Earmarking und Junktimierung

Der politische Begriff Earmarking leitet sich wohl aus der Landwirtschaft ab, konkret von den Markierungen in den Ohren von Nutztieren. Im übertragenen Sinn bedeutet es die Zugehörigkeit von Politiker:innen zu ihrem Wahlkreis, die Bevölkerung sieht sie also als „unseren Mann“ beziehungsweise „unsere Frau“ im nationalen Parlament an. Damit einher gehen oft Forderungen dieser Abgeordneten zugunsten ihrer Wähler:innen daheim, die sie auf höherer Ebene im Gegenzug zu ihrer Zustimmung zu Gesetzen durchzusetzen versuchen.
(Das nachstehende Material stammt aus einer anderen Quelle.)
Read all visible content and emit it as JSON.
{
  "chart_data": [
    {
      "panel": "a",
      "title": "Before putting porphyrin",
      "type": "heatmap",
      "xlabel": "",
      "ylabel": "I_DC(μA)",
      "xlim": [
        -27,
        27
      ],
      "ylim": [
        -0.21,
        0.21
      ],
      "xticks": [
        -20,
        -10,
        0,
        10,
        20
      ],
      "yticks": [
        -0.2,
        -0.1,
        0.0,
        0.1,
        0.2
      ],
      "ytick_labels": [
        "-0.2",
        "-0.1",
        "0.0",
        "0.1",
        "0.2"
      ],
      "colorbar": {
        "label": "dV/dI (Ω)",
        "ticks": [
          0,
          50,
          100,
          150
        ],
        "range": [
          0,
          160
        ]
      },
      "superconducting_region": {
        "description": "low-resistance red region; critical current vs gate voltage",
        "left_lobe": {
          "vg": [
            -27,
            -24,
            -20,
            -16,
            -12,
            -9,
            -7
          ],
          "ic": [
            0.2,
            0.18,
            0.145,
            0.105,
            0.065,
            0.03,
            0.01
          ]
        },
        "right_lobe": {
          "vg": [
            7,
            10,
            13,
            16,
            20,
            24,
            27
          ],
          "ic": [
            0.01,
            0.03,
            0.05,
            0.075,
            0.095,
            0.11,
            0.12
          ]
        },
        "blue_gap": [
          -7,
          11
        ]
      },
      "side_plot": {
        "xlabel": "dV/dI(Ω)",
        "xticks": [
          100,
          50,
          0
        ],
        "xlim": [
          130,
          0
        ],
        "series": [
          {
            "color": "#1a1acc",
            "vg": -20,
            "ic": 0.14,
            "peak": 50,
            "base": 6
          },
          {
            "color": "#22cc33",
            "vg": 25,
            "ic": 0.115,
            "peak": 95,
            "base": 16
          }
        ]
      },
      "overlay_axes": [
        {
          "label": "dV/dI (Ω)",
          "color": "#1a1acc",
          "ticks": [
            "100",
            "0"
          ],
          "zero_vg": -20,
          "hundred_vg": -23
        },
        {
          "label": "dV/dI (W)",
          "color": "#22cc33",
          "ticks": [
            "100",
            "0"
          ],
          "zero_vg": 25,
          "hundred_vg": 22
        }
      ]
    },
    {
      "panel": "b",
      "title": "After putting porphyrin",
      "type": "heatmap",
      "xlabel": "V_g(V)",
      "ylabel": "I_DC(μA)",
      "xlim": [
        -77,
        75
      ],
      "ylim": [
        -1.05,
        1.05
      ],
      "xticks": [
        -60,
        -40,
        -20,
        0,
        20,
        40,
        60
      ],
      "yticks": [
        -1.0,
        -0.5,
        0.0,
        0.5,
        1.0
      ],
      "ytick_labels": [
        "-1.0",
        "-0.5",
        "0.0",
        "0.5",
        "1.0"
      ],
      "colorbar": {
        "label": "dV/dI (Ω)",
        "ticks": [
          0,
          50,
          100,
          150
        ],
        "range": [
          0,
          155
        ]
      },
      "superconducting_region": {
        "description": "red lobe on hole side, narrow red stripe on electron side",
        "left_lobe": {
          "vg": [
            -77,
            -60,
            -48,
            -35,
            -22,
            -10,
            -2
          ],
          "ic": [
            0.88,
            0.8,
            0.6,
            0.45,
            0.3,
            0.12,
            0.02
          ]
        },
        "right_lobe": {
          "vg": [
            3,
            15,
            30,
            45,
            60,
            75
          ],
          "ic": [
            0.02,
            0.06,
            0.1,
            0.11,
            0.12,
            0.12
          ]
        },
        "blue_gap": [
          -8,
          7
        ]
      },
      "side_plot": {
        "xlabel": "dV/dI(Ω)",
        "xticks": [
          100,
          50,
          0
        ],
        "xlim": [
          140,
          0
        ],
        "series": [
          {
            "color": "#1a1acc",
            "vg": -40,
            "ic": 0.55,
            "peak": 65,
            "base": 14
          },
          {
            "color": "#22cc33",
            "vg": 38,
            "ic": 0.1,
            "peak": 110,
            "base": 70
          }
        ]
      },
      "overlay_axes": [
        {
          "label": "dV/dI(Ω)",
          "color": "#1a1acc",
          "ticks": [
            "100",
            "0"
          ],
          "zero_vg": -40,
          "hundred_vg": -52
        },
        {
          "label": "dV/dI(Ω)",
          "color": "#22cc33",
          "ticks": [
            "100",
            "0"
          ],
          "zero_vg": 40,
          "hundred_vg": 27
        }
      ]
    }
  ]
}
In Österreich passiert das selten, dafür kommt es in Koalitionen öfter einmal zu einer Junktimierung, also der Verknüpfung verschiedener Themen, wobei die Umsetzung der einen Sache die Bedingung für die Umsetzung der anderen ist. Zum Beispiel wollte die ÖVP bis vor kurzem die vom Verfassungsgerichtshof geforderte Reform, Medien künftig stärker an das Datenschutzrecht zu binden, mit einem Verbot des Zitierens aus Ermittlungsakten junktimieren.